When to Contact Your Healthcare Provider

You should reach out to your doctor if you experience severe or persistent vomiting, signs of dehydration, severe abdominal pain, symptoms of an allergic reaction (rash, swelling, difficulty breathing), or any side effect that significantly affects your daily life. Your prescriber can help determine whether adjusting the dose, extending the titration schedule, or switching to a different medication is appropriate.

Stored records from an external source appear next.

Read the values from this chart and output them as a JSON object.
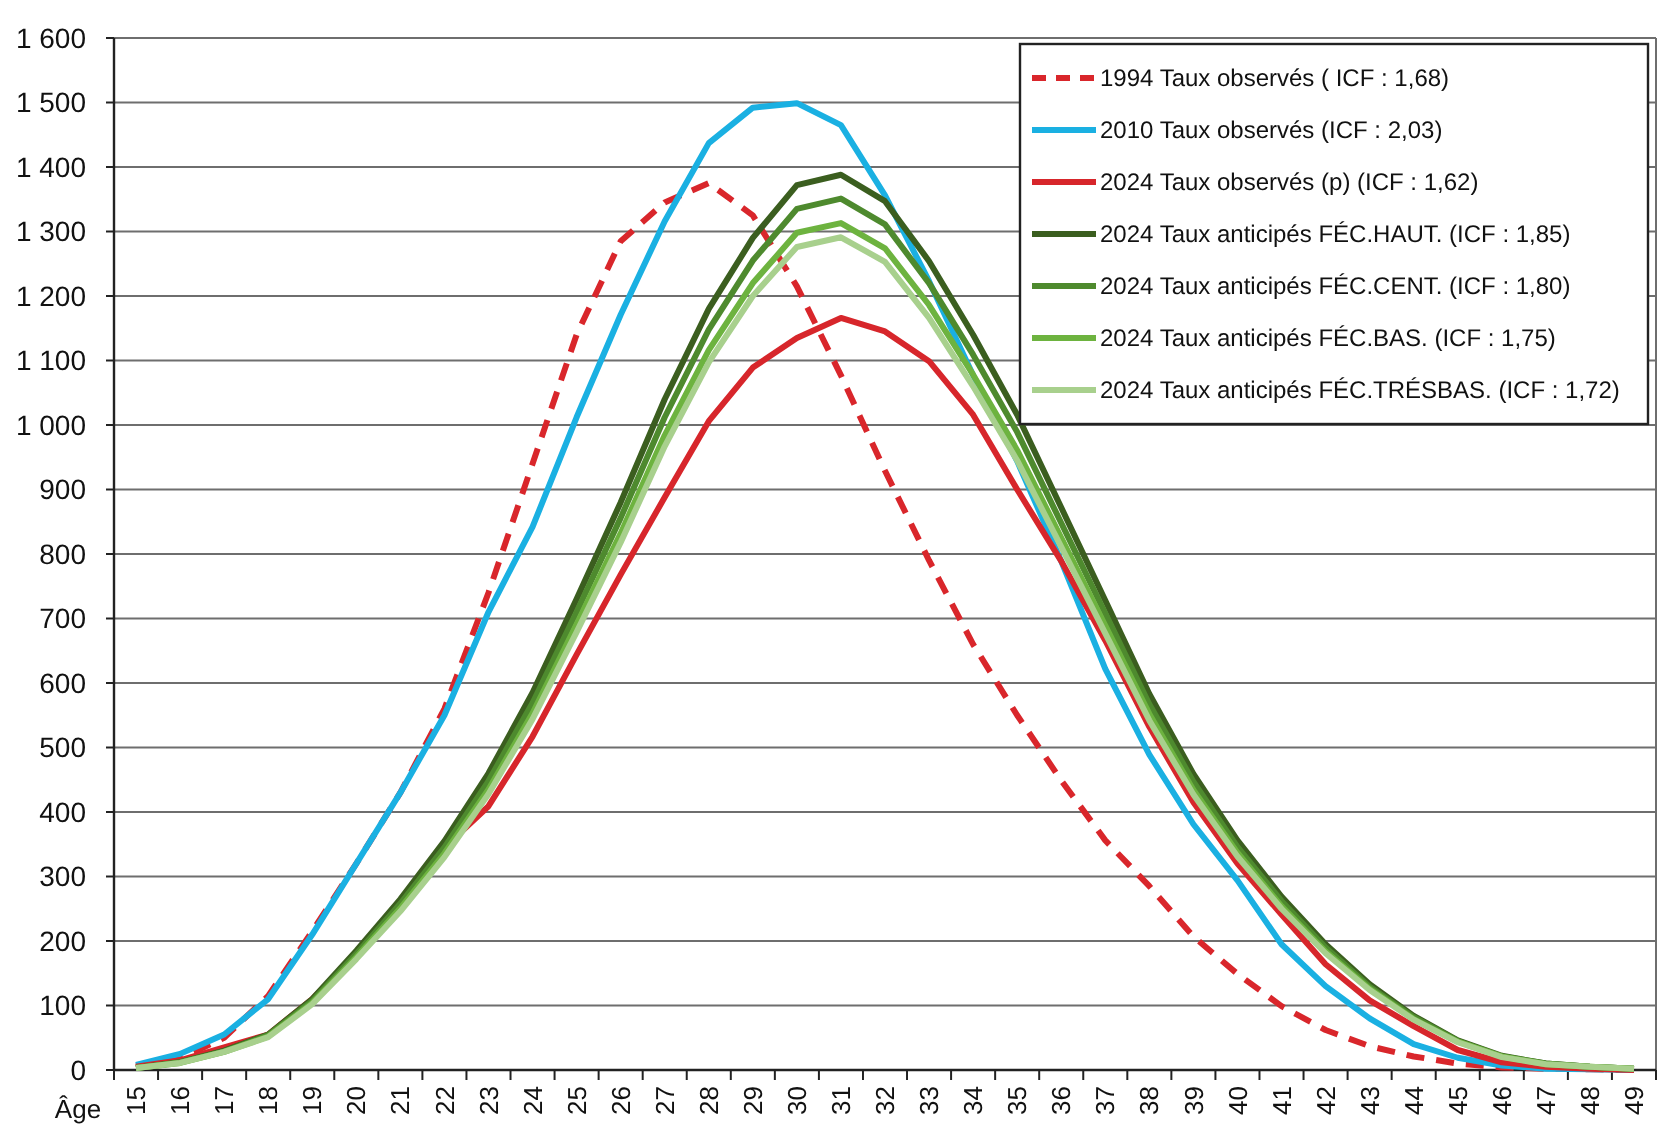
{
  "chart_data": {
    "type": "line",
    "xlabel": "Âge",
    "categories": [
      "15",
      "16",
      "17",
      "18",
      "19",
      "20",
      "21",
      "22",
      "23",
      "24",
      "25",
      "26",
      "27",
      "28",
      "29",
      "30",
      "31",
      "32",
      "33",
      "34",
      "35",
      "36",
      "37",
      "38",
      "39",
      "40",
      "41",
      "42",
      "43",
      "44",
      "45",
      "46",
      "47",
      "48",
      "49"
    ],
    "ylim": [
      0,
      1600
    ],
    "yticks": [
      0,
      100,
      200,
      300,
      400,
      500,
      600,
      700,
      800,
      900,
      {
        "value": 1000,
        "label": "1 000"
      },
      {
        "value": 1100,
        "label": "1 100"
      },
      {
        "value": 1200,
        "label": "1 200"
      },
      {
        "value": 1300,
        "label": "1 300"
      },
      {
        "value": 1400,
        "label": "1 400"
      },
      {
        "value": 1500,
        "label": "1 500"
      },
      {
        "value": 1600,
        "label": "1 600"
      }
    ],
    "grid": "y",
    "legend": "top right",
    "series": [
      {
        "name": "1994 Taux observés ( ICF : 1,68)",
        "color": "#d9262b",
        "line_style": "dashed",
        "values": [
          5,
          18,
          50,
          115,
          215,
          320,
          430,
          560,
          740,
          940,
          1140,
          1285,
          1345,
          1375,
          1325,
          1215,
          1077,
          929,
          790,
          660,
          550,
          449,
          356,
          285,
          207,
          149,
          99,
          62,
          37,
          21,
          10,
          4,
          2,
          1,
          0
        ]
      },
      {
        "name": "2010 Taux observés (ICF : 2,03)",
        "color": "#1ab0e2",
        "values": [
          8,
          25,
          55,
          110,
          210,
          320,
          430,
          550,
          710,
          842,
          1012,
          1171,
          1316,
          1437,
          1492,
          1499,
          1465,
          1356,
          1223,
          1077,
          944,
          789,
          622,
          489,
          381,
          294,
          195,
          130,
          80,
          40,
          19,
          7,
          2,
          1,
          0
        ]
      },
      {
        "name": "2024 Taux observés (p) (ICF : 1,62)",
        "color": "#d7262b",
        "values": [
          5,
          15,
          35,
          55,
          110,
          180,
          260,
          345,
          409,
          517,
          644,
          768,
          888,
          1006,
          1089,
          1135,
          1166,
          1145,
          1099,
          1016,
          900,
          789,
          666,
          532,
          415,
          320,
          241,
          164,
          108,
          68,
          31,
          12,
          5,
          2,
          0
        ]
      },
      {
        "name": "2024 Taux anticipés FÉC.HAUT. (ICF : 1,85)",
        "color": "#3b5e1f",
        "values": [
          3,
          12,
          30,
          55,
          110,
          185,
          265,
          355,
          460,
          585,
          730,
          880,
          1040,
          1180,
          1290,
          1372,
          1388,
          1347,
          1254,
          1140,
          1016,
          872,
          728,
          583,
          459,
          356,
          269,
          195,
          133,
          84,
          46,
          22,
          10,
          5,
          2
        ]
      },
      {
        "name": "2024 Taux anticipés FÉC.CENT. (ICF : 1,80)",
        "color": "#4e8a2e",
        "values": [
          3,
          12,
          29,
          54,
          107,
          180,
          258,
          345,
          448,
          569,
          710,
          856,
          1012,
          1148,
          1255,
          1335,
          1351,
          1311,
          1220,
          1109,
          989,
          848,
          708,
          567,
          447,
          346,
          262,
          190,
          129,
          82,
          45,
          21,
          10,
          5,
          2
        ]
      },
      {
        "name": "2024 Taux anticipés FÉC.BAS. (ICF : 1,75)",
        "color": "#6db33f",
        "values": [
          3,
          11,
          28,
          52,
          104,
          175,
          251,
          336,
          435,
          553,
          691,
          832,
          984,
          1116,
          1220,
          1298,
          1313,
          1274,
          1186,
          1078,
          961,
          825,
          689,
          552,
          434,
          337,
          254,
          184,
          126,
          79,
          44,
          21,
          9,
          5,
          2
        ]
      },
      {
        "name": "2024 Taux anticipés FÉC.TRÉSBAS. (ICF : 1,72)",
        "color": "#a8d08d",
        "values": [
          3,
          11,
          28,
          51,
          102,
          172,
          246,
          330,
          428,
          544,
          679,
          818,
          967,
          1097,
          1200,
          1276,
          1291,
          1253,
          1166,
          1060,
          945,
          811,
          677,
          542,
          427,
          331,
          250,
          181,
          124,
          78,
          43,
          20,
          9,
          5,
          2
        ]
      }
    ]
  }
}
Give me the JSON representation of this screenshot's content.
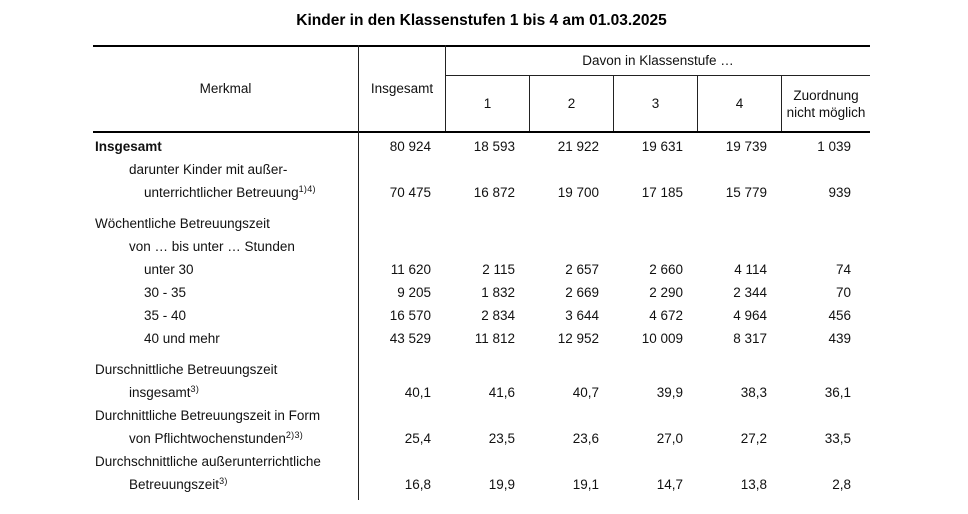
{
  "colors": {
    "text": "#111111",
    "rule": "#000000",
    "background": "#ffffff"
  },
  "title": "Kinder in den Klassenstufen 1 bis 4 am 01.03.2025",
  "table": {
    "header": {
      "merkmal": "Merkmal",
      "insgesamt": "Insgesamt",
      "davon_group": "Davon in Klassenstufe …",
      "subcolumns": [
        "1",
        "2",
        "3",
        "4",
        "Zuordnung nicht möglich"
      ]
    },
    "rows": [
      {
        "gap_before": false,
        "lines": [
          {
            "text": "Insgesamt",
            "indent": 0,
            "bold": true
          }
        ],
        "values": [
          "80 924",
          "18 593",
          "21 922",
          "19 631",
          "19 739",
          "1 039"
        ]
      },
      {
        "gap_before": false,
        "lines": [
          {
            "text": "darunter Kinder mit außer-",
            "indent": 1
          },
          {
            "text": "unterrichtlicher Betreuung",
            "indent": 2,
            "sup": "1)4)"
          }
        ],
        "values": [
          "70 475",
          "16 872",
          "19 700",
          "17 185",
          "15 779",
          "939"
        ]
      },
      {
        "gap_before": true,
        "lines": [
          {
            "text": "Wöchentliche Betreuungszeit",
            "indent": 0
          }
        ],
        "values": []
      },
      {
        "gap_before": false,
        "lines": [
          {
            "text": "von … bis unter … Stunden",
            "indent": 1
          }
        ],
        "values": []
      },
      {
        "gap_before": false,
        "lines": [
          {
            "text": "unter 30",
            "indent": 2
          }
        ],
        "values": [
          "11 620",
          "2 115",
          "2 657",
          "2 660",
          "4 114",
          "74"
        ]
      },
      {
        "gap_before": false,
        "lines": [
          {
            "text": "30 - 35",
            "indent": 2
          }
        ],
        "values": [
          "9 205",
          "1 832",
          "2 669",
          "2 290",
          "2 344",
          "70"
        ]
      },
      {
        "gap_before": false,
        "lines": [
          {
            "text": "35 - 40",
            "indent": 2
          }
        ],
        "values": [
          "16 570",
          "2 834",
          "3 644",
          "4 672",
          "4 964",
          "456"
        ]
      },
      {
        "gap_before": false,
        "lines": [
          {
            "text": "40 und mehr",
            "indent": 2
          }
        ],
        "values": [
          "43 529",
          "11 812",
          "12 952",
          "10 009",
          "8 317",
          "439"
        ]
      },
      {
        "gap_before": true,
        "lines": [
          {
            "text": "Durschnittliche Betreuungszeit",
            "indent": 0
          },
          {
            "text": "insgesamt",
            "indent": 1,
            "sup": "3)"
          }
        ],
        "values": [
          "40,1",
          "41,6",
          "40,7",
          "39,9",
          "38,3",
          "36,1"
        ]
      },
      {
        "gap_before": false,
        "lines": [
          {
            "text": "Durchnittliche Betreuungszeit in Form",
            "indent": 0
          },
          {
            "text": "von Pflichtwochenstunden",
            "indent": 1,
            "sup": "2)3)"
          }
        ],
        "values": [
          "25,4",
          "23,5",
          "23,6",
          "27,0",
          "27,2",
          "33,5"
        ]
      },
      {
        "gap_before": false,
        "lines": [
          {
            "text": "Durchschnittliche außerunterrichtliche",
            "indent": 0
          },
          {
            "text": "Betreuungszeit",
            "indent": 1,
            "sup": "3)"
          }
        ],
        "values": [
          "16,8",
          "19,9",
          "19,1",
          "14,7",
          "13,8",
          "2,8"
        ]
      }
    ]
  }
}
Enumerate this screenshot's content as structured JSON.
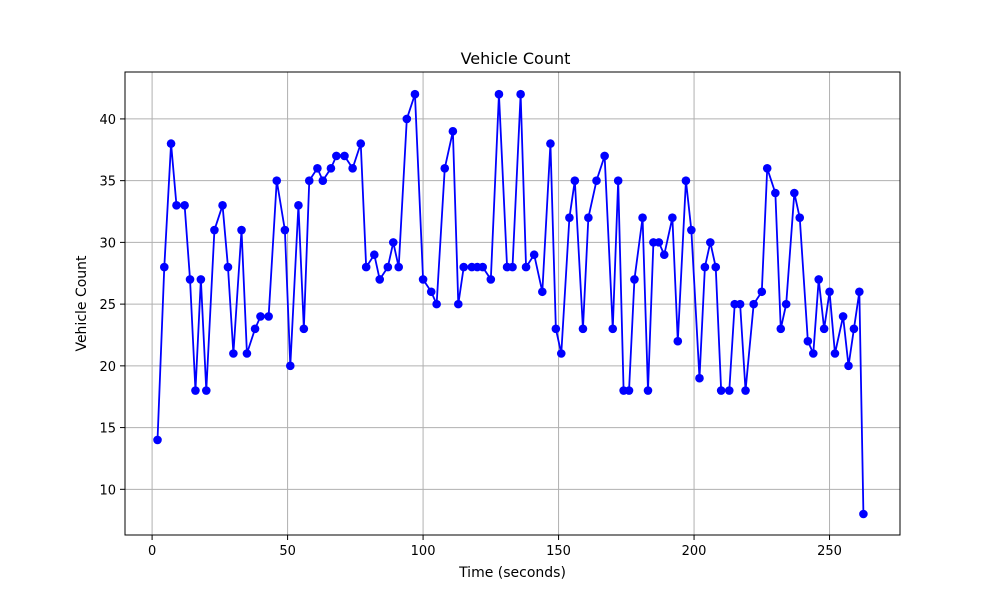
{
  "chart_data": {
    "type": "line",
    "title": "Vehicle Count",
    "xlabel": "Time (seconds)",
    "ylabel": "Vehicle Count",
    "xlim": [
      -10,
      276
    ],
    "ylim": [
      6.3,
      43.8
    ],
    "xticks": [
      0,
      50,
      100,
      150,
      200,
      250
    ],
    "yticks": [
      10,
      15,
      20,
      25,
      30,
      35,
      40
    ],
    "grid": true,
    "marker": "circle",
    "colors": {
      "series": "#0000ff",
      "grid": "#b0b0b0"
    },
    "series": [
      {
        "x": [
          2,
          4.5,
          7,
          9,
          12,
          14,
          16,
          18,
          20,
          23,
          26,
          28,
          30,
          33,
          35,
          38,
          40,
          43,
          46,
          49,
          51,
          54,
          56,
          58,
          61,
          63,
          66,
          68,
          71,
          74,
          77,
          79,
          82,
          84,
          87,
          89,
          91,
          94,
          97,
          100,
          103,
          105,
          108,
          111,
          113,
          115,
          118,
          120,
          122,
          125,
          128,
          131,
          133,
          136,
          138,
          141,
          144,
          147,
          149,
          151,
          154,
          156,
          159,
          161,
          164,
          167,
          170,
          172,
          174,
          176,
          178,
          181,
          183,
          185,
          187,
          189,
          192,
          194,
          197,
          199,
          202,
          204,
          206,
          208,
          210,
          213,
          215,
          217,
          219,
          222,
          225,
          227,
          230,
          232,
          234,
          237,
          239,
          242,
          244,
          246,
          248,
          250,
          252,
          255,
          257,
          259,
          261,
          262.5
        ],
        "y": [
          14,
          28,
          38,
          33,
          33,
          27,
          18,
          27,
          18,
          31,
          33,
          28,
          21,
          31,
          21,
          23,
          24,
          24,
          35,
          31,
          20,
          33,
          23,
          35,
          36,
          35,
          36,
          37,
          37,
          36,
          38,
          28,
          29,
          27,
          28,
          30,
          28,
          40,
          42,
          27,
          26,
          25,
          36,
          39,
          25,
          28,
          28,
          28,
          28,
          27,
          42,
          28,
          28,
          42,
          28,
          29,
          26,
          38,
          23,
          21,
          32,
          35,
          23,
          32,
          35,
          37,
          23,
          35,
          18,
          18,
          27,
          32,
          18,
          30,
          30,
          29,
          32,
          22,
          35,
          31,
          19,
          28,
          30,
          28,
          18,
          18,
          25,
          25,
          18,
          25,
          26,
          36,
          34,
          23,
          25,
          34,
          32,
          22,
          21,
          27,
          23,
          26,
          21,
          24,
          20,
          23,
          26,
          8
        ]
      }
    ]
  }
}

For more detailed comparisons of how specific medications differ in their side effect profiles, see Mounjaro vs Ozempic, Ozempic vs Wegovy, or browse all medications.

Talk to Your Doctor

This article is for informational purposes only and does not constitute medical advice. Side effect experiences are highly individual, and clinical trial data represent averages across large populations. Before starting, stopping, or changing any GLP-1 medication, discuss your full medical history, current medications, and personal risk factors with your healthcare provider. Your doctor can help you weigh the potential benefits against the risks and develop a plan that is right for your situation.